From here, we cut back to 2008 for a brief flashback. Kim Jae-Wook was known as Edward and he starts a fire in the woods with the intent of hitting a phone company. As they leave the crime scene, Edward is gleeful over what he’s done but Jeong-Hwan seems to be getting cold feet over what he’s got himself mixed up in.
As he heads out for a drink with this General Manager, he’s encouraged to marry and settle down. This is, of course, to make sure he blends in and doesn’t stand out in a sea of other people. Given he’s currently dating Joo-Eun this appears to be why he’s suddenly decided to marry her.
He’s caught in the middle of this big scheme with GK and they’re convinced that what they do is helping move the country forward. Although Jeong-Hwan is a scammer, he’s part of something much bigger involving murder and a staged suicide. The witness to this – Yoon-Kyeong – was also found dead in the river.

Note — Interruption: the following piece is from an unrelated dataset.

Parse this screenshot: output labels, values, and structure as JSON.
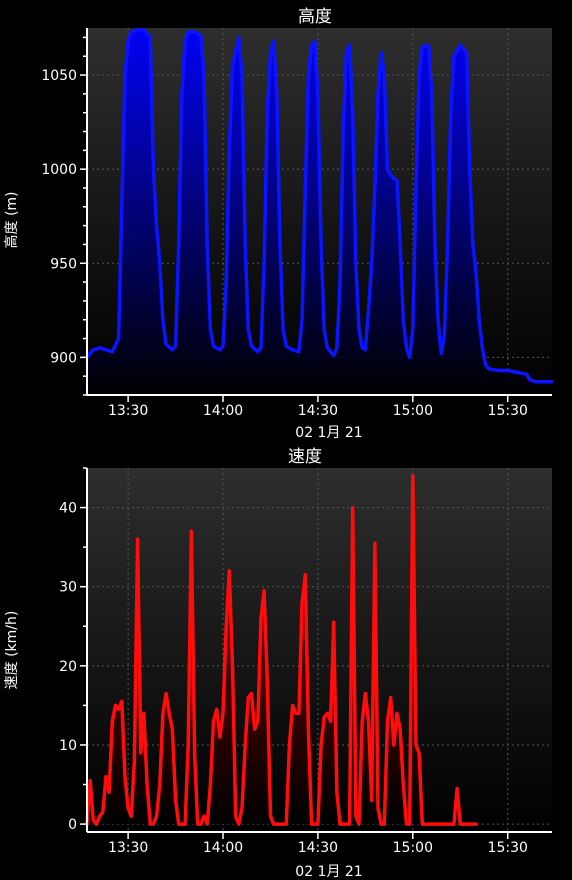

There’s a brief glimmer of 2019, with Jeong-Hwan breaking into someone’s garden but it’s a fractured scene and unclear exactly what’s going on here. I’m sure we’ll find out more in the upcoming episodes.
As we skip forward to 2020, Detective Kim rings Joo-Eun and brings her into the police station. As she shows up, news breaks that Jeong-Hwan has been involved in a car accident 10 days prior. This car crashed into a guard rail and tumbled down to the ground. His ID card and several belongings appear to point that it’s definitely him that’s died… but is he really?
The Episode Review
You can’t trust anything we’re told in Private Lives, especially if the previous two episodes are anything to go by. Personally, I think Jeong-Hwan may well have fabricated his death to try and escape the vicious cycle of GK who seem to be ruling over everyone.
The drama is pretty decent though and it’s definitely interesting to see his side of the story. The actual hierarchy and what’s happening at GK is still a bit confusing – perhaps intentionally – and the back-and-forth time jumps feel intentionally obsfucated to make things difficult to piece together.
This week abandons the humour completely too, in favour of a more straightforward and structured espionage noir. It’s not a bad thing but tonally this show hasn’t quite settled into a consistent rhythm just yet. It’ll be interesting to see quite where that falls in the upcoming episodes.
Still the ending leaves things open and the puzzle-box editing means we still haven’t got the whole story surrounding the past for these two protagonists. What does the future hold for these two? Only time will tell!